Bununla birlikte yine geçtiğimiz yıl sayın
Cumhurbaşkanımızın da söz verdiği, birinci dereceye gelen tüm kamu
çalışanlarının ek göstergelerinin 3600’e yükseltilmesi konusu da henüz hayata
geçirilmiş değildir.
Ek gösterge bilhassa memur emeklilerinin
maaşlarını doğrudan ilgilendirdiği için emekli maaşlarının belirlenmesi
bakımından hayati öneme sahiptir.
Milyonlarca memur ve emekli
Cumhurbaşkanımızın sözünün hayata geçirilmesini beklemektedir.

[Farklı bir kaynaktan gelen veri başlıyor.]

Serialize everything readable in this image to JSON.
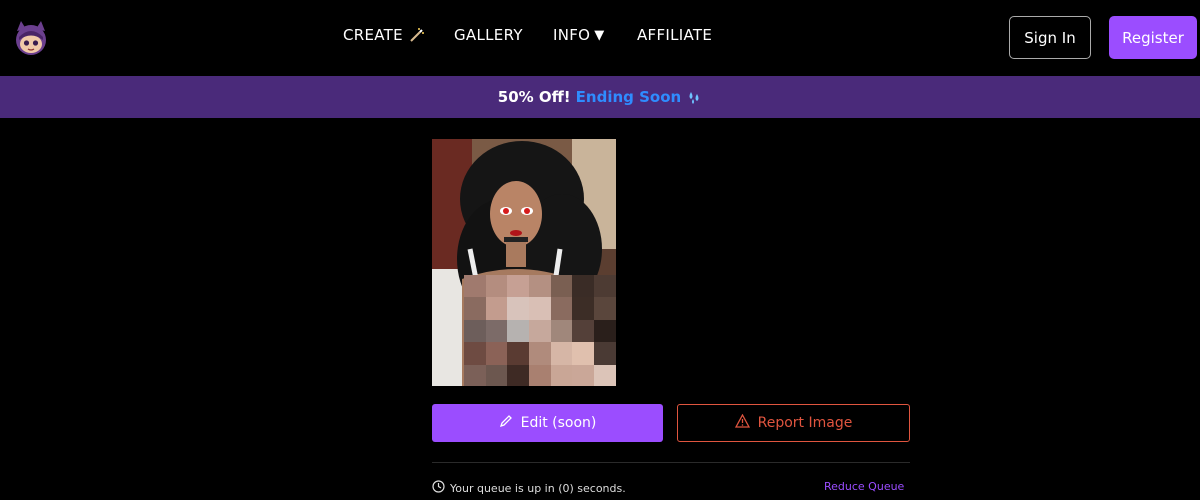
{
  "nav": {
    "create": "CREATE",
    "gallery": "GALLERY",
    "info": "INFO",
    "affiliate": "AFFILIATE",
    "signin": "Sign In",
    "register": "Register"
  },
  "promo": {
    "offer": "50% Off!",
    "ending": "Ending Soon"
  },
  "actions": {
    "edit": "Edit (soon)",
    "report": "Report Image"
  },
  "queue": {
    "status": "Your queue is up in (0) seconds.",
    "reduce": "Reduce Queue"
  },
  "colors": {
    "accent": "#9b4dff",
    "promo_bg": "#4a2a7a",
    "promo_highlight": "#2f8cff",
    "report": "#e0553f"
  },
  "icons": {
    "create": "magic-wand-icon",
    "info": "caret-down-icon",
    "promo": "water-drops-icon",
    "edit": "pencil-icon",
    "report": "warning-triangle-icon",
    "queue": "clock-icon"
  }
}
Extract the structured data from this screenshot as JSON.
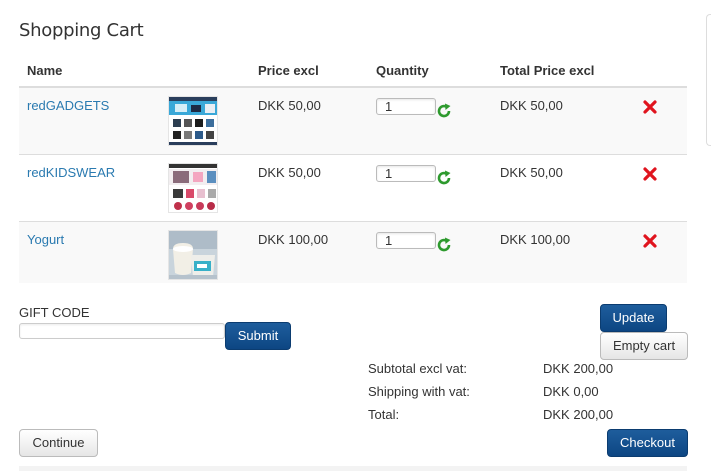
{
  "page": {
    "title": "Shopping Cart"
  },
  "table": {
    "headers": {
      "name": "Name",
      "price": "Price excl",
      "quantity": "Quantity",
      "total": "Total Price excl"
    },
    "rows": [
      {
        "name": "redGADGETS",
        "price": "DKK 50,00",
        "quantity": "1",
        "total": "DKK 50,00"
      },
      {
        "name": "redKIDSWEAR",
        "price": "DKK 50,00",
        "quantity": "1",
        "total": "DKK 50,00"
      },
      {
        "name": "Yogurt",
        "price": "DKK 100,00",
        "quantity": "1",
        "total": "DKK 100,00"
      }
    ]
  },
  "gift": {
    "label": "GIFT CODE",
    "value": "",
    "submit_label": "Submit"
  },
  "actions": {
    "update_label": "Update",
    "empty_cart_label": "Empty cart",
    "continue_label": "Continue",
    "checkout_label": "Checkout"
  },
  "totals": {
    "subtotal_label": "Subtotal excl vat:",
    "subtotal_value": "DKK 200,00",
    "shipping_label": "Shipping with vat:",
    "shipping_value": "DKK 0,00",
    "total_label": "Total:",
    "total_value": "DKK 200,00"
  },
  "icons": {
    "refresh": "refresh-icon",
    "remove": "remove-icon"
  },
  "colors": {
    "link": "#2a7ab0",
    "primary_button": "#0d4683",
    "refresh_icon": "#2e9a2e",
    "remove_icon": "#e0141e"
  }
}
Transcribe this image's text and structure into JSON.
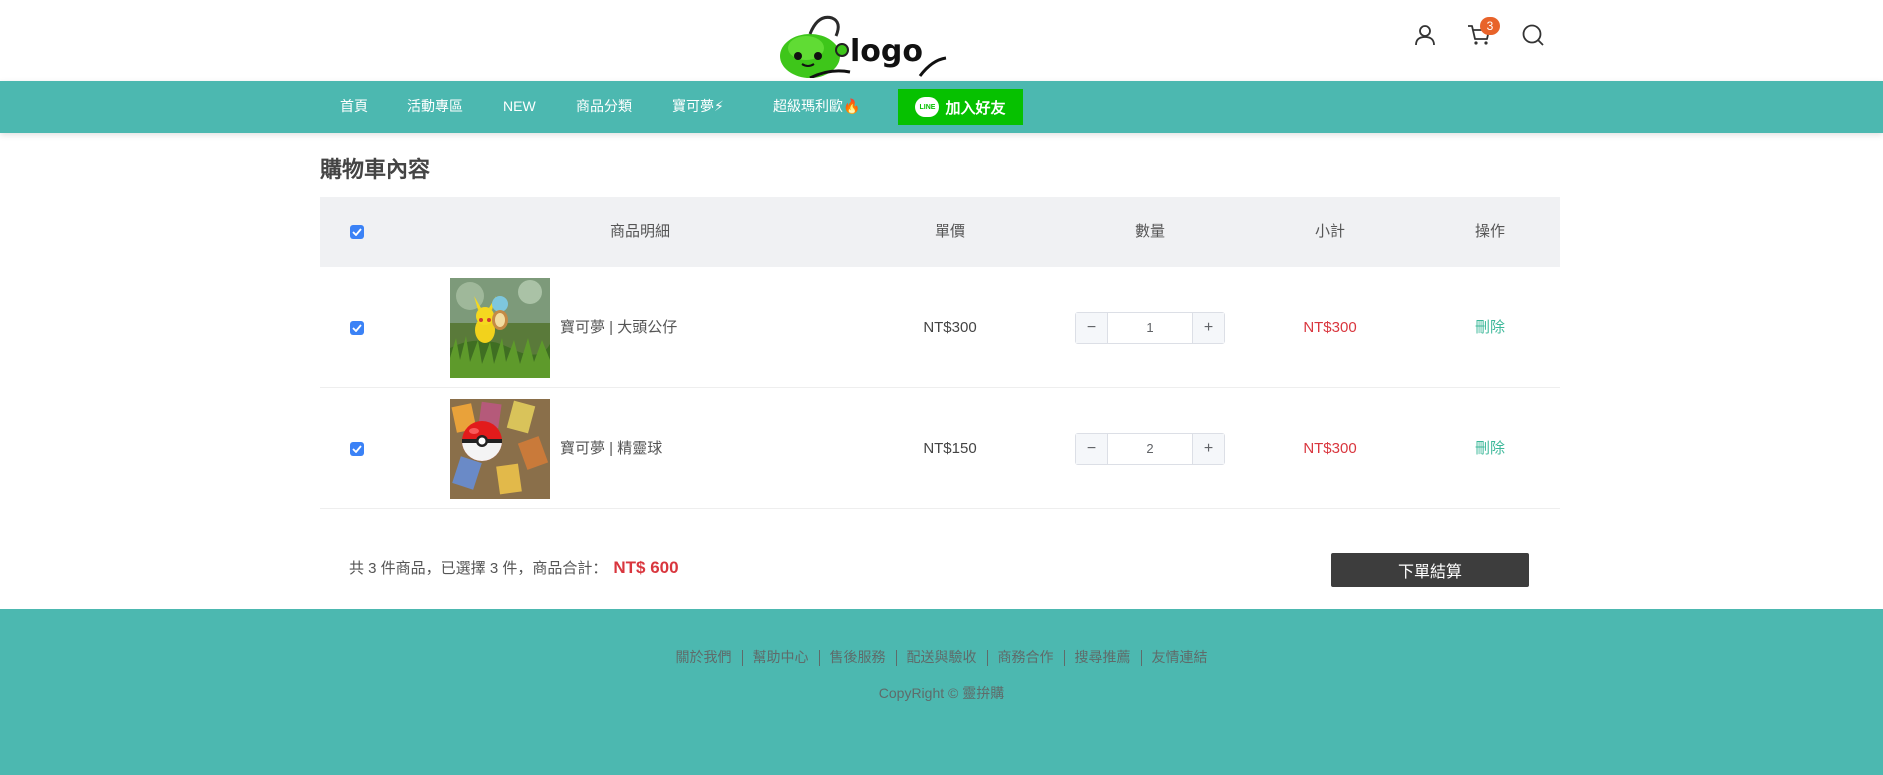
{
  "header": {
    "logo_text": "logo",
    "cart_badge": "3"
  },
  "nav": {
    "items": [
      "首頁",
      "活動專區",
      "NEW",
      "商品分類",
      "寶可夢⚡",
      "超級瑪利歐🔥"
    ],
    "line_logo": "LINE",
    "line_button": "加入好友"
  },
  "cart": {
    "title": "購物車內容",
    "columns": {
      "details": "商品明細",
      "unit_price": "單價",
      "quantity": "數量",
      "subtotal": "小計",
      "actions": "操作"
    },
    "items": [
      {
        "name": "寶可夢 | 大頭公仔",
        "price": "NT$300",
        "qty": "1",
        "subtotal": "NT$300",
        "action": "刪除",
        "checked": true
      },
      {
        "name": "寶可夢 | 精靈球",
        "price": "NT$150",
        "qty": "2",
        "subtotal": "NT$300",
        "action": "刪除",
        "checked": true
      }
    ],
    "qty_minus": "−",
    "qty_plus": "+",
    "summary_text": "共 3 件商品，已選擇 3 件，商品合計：",
    "total": "NT$ 600",
    "checkout_button": "下單結算"
  },
  "footer": {
    "links": [
      "關於我們",
      "幫助中心",
      "售後服務",
      "配送與驗收",
      "商務合作",
      "搜尋推薦",
      "友情連結"
    ],
    "copyright": "CopyRight © 靈拚購"
  },
  "colors": {
    "teal": "#4cb8b0",
    "line_green": "#06c100",
    "price_red": "#d9363e",
    "delete_green": "#3db89a",
    "checkbox_blue": "#3b82f6"
  }
}
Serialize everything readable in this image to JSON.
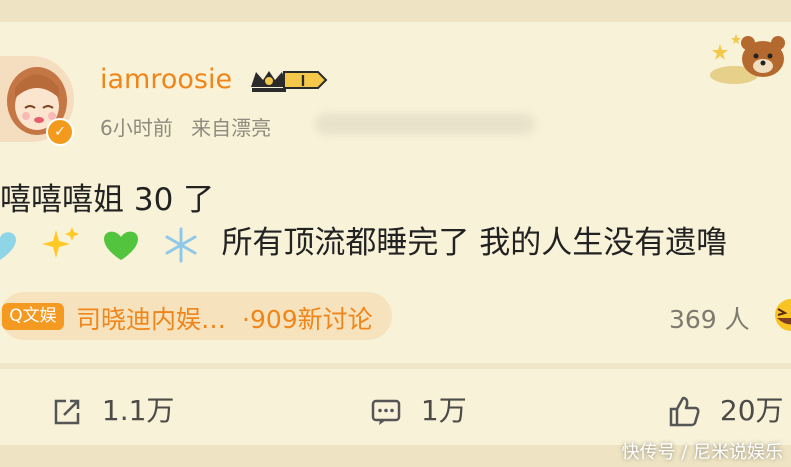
{
  "post": {
    "username": "iamroosie",
    "level_badge": "I",
    "time": "6小时前",
    "source_prefix": "来自漂亮",
    "line1": "嘻嘻嘻姐 30 了",
    "line2": "所有顶流都睡完了 我的人生没有遗噜"
  },
  "topic": {
    "tag": "Q文娱",
    "name": "司晓迪内娱…",
    "count": "·909新讨论"
  },
  "reactions": {
    "people": "369 人"
  },
  "actions": {
    "share": "1.1万",
    "comment": "1万",
    "like": "20万"
  },
  "watermark": "快传号 / 尼米说娱乐",
  "colors": {
    "accent": "#f08519",
    "background": "#f8f2d8",
    "pill_bg": "#f6e3bd",
    "tag_bg": "#f59a20"
  }
}
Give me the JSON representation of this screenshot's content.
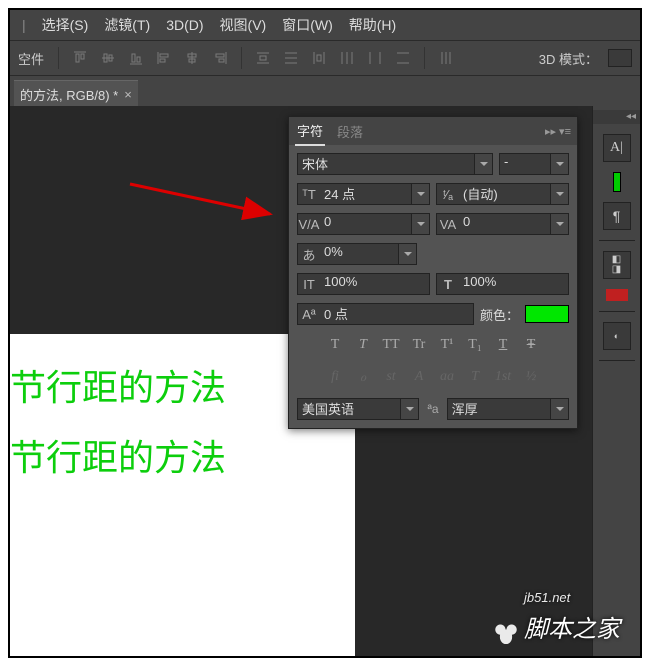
{
  "menu": {
    "items": [
      "选择(S)",
      "滤镜(T)",
      "3D(D)",
      "视图(V)",
      "窗口(W)",
      "帮助(H)"
    ]
  },
  "toolbar": {
    "label": "空件",
    "mode3d": "3D 模式："
  },
  "doc": {
    "tab": "的方法, RGB/8) *"
  },
  "canvas": {
    "line1": "节行距的方法",
    "line2": "节行距的方法"
  },
  "panel": {
    "tabs": {
      "char": "字符",
      "para": "段落"
    },
    "font": "宋体",
    "style": "-",
    "size": "24 点",
    "leading": "(自动)",
    "track": "0",
    "kern": "0",
    "pct": "0%",
    "hscale": "100%",
    "vscale": "100%",
    "baseline": "0 点",
    "colorLabel": "颜色：",
    "styleRow": [
      "T",
      "T",
      "TT",
      "Tr",
      "T¹",
      "T₁",
      "T",
      "Ŧ"
    ],
    "otRow": [
      "fi",
      "ℴ",
      "st",
      "A",
      "aa",
      "T",
      "1st",
      "½"
    ],
    "lang": "美国英语",
    "aa": "浑厚"
  },
  "watermark": {
    "site": "jb51.net",
    "name": "脚本之家"
  }
}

Hatırlanacağı gibi 2023 yılında yürürlüğe
giren uygulama ile kamu görevlilerinin ek gösterge sorunu büyük ölçüde çözülmüş
iken o dönemdeki ikazlarımızın karşılık bulmaması nedeniyle 1. dereceye gelen
memurlarımız açısından bir haksızlık ortaya çıkmıştı.
Sayın Cumhurbaşkanımız ve hükümet
yetkilileri de genel seçimler öncesinde bu durumun düzeltileceğine ve birinci
dereceye gelmiş tüm memurların ek gösterge rakamlarının 3600’e yükseltileceğine
dair taahhütte bulunmuştu.
Hatta dönemin Çalışma ve Sosyal Güvenlik
Bakanı Vedat Bilgin de konu hakkındaki kanun teklifinin hazır olduğunu
belirtmişti. Ne var ki, bugüne kadar bu yönde atılmış herhangi bir adım
olmadığını görmekteyiz.
Devlette devamlılık esastır.
Bu doğrultuda Sayın Cumhurbaşkanımızın
seçimler öncesinde verdiği sözün gereği yerine getirilmeli, önceki çalışma
Bakanı döneminde hazırlanan teklif, vakit geçirilmeden TBMM gündemine
taşınmalıdır.
Yerel seçime sayılı günler kala TBMM,
çalışmalarına ara vermeden önce ekonomik gelişmelerin kamu çalışanları üzerinde
yarattığı olumsuz etkilerin bertaraf edilmesi adına atılacak en önemli adım ek
gösterge konusudur.
Birinci dereceye gelen tüm memurların ek
göstergeleri 3600’e yükseltilerek bu konu çözüme kavuşturulmalıdır.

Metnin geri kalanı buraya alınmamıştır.